SERIGNE AMADOU BAMBA SENE, PRESIDENT DE LA FACULTE DE DROIT
«Nous avons hérité d’amicales disloquées»
«D’aucuns ont raison de donner certaines distinctions entre les mouvements estudiantins des années précédentes et de celles d’aujourd’hui. Mais il faut accepter que les époques et les contextes diffèrent. Dans le temps, des gens se sont battus pour avoir véritablement l’amélioration des conditions de vie des étudiants.
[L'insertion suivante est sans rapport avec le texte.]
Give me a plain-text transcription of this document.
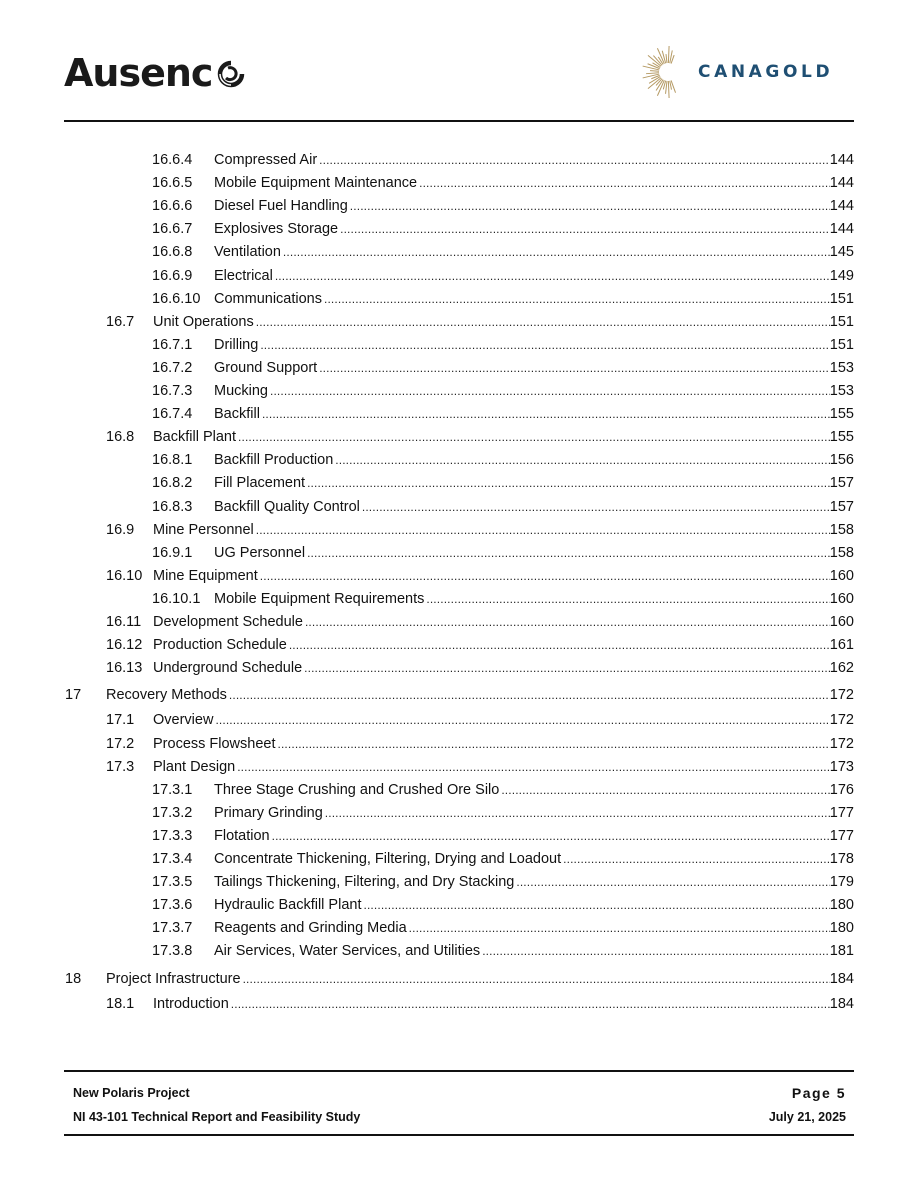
Ausenc	CANAGOLD
16.6.4 Compressed Air . . .	144
16.6.5 Mobile Equipment Maintenance . . .	144
16.6.6 Diesel Fuel Handling . . .	144
16.6.7 Explosives Storage . . .	144
16.6.8 Ventilation . . .	145
16.6.9 Electrical . . .	149
16.6.10 Communications . . .	151
16.7 Unit Operations . . .	151
16.7.1 Drilling . . .	151
16.7.2 Ground Support . . .	153
16.7.3 Mucking . . .	153
16.7.4 Backfill . . .	155
16.8 Backfill Plant . . .	155
16.8.1 Backfill Production . . .	156
16.8.2 Fill Placement . . .	157
16.8.3 Backfill Quality Control . . .	157
16.9 Mine Personnel . . .	158
16.9.1 UG Personnel . . .	158
16.10 Mine Equipment . . .	160
16.10.1 Mobile Equipment Requirements . . .	160
16.11 Development Schedule . . .	160
16.12 Production Schedule . . .	161
16.13 Underground Schedule . . .	162
17 Recovery Methods . . .	172
17.1 Overview . . .	172
17.2 Process Flowsheet . . .	172
17.3 Plant Design . . .	173
17.3.1 Three Stage Crushing and Crushed Ore Silo . . .	176
17.3.2 Primary Grinding . . .	177
17.3.3 Flotation . . .	177
17.3.4 Concentrate Thickening, Filtering, Drying and Loadout . . .	178
17.3.5 Tailings Thickening, Filtering, and Dry Stacking . . .	179
17.3.6 Hydraulic Backfill Plant . . .	180
17.3.7 Reagents and Grinding Media . . .	180
17.3.8 Air Services, Water Services, and Utilities . . .	181
18 Project Infrastructure . . .	184
18.1 Introduction . . .	184
New Polaris Project
NI 43-101 Technical Report and Feasibility Study
Page 5
July 21, 2025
C’est ce qui a occasionné la mort de Balla Gaye, le 31 janvier 2001. Dire que les syndicalistes axent leur militantisme sur des intérêts immédiats, c’est vouloir mettre tout le monde dans le même sac. Cela ne dépend que des gens et de leur éducation. Ce n’est pas tout le monde qui est comme ça. Il y a toujours des hommes dont les valeurs sont restées intrinsèques dans ces mouvements. Il existe bel et bien des étudiants qui ne sont là que pour leur intérêt personnel. Ils pensent que le syndicalisme peut leur offrir une opportunité de raccourcir leur entrée dans la vie active. Nous avons hérité des amicales qui ont été disloquées depuis 2012. On est resté trois années successives sans avoir d’amicales légalement constituées. Il y avait en ce moment beaucoup d’étudiants qui se réclamaient leaders. Ces derniers le faisaient de façon libérale. Ce qui fait qu’on fonctionnait sur la base des collectifs. Lesquels étaient éparpillés. Beaucoup de gens en ont profité pour se rapprocher du régime présidentiel».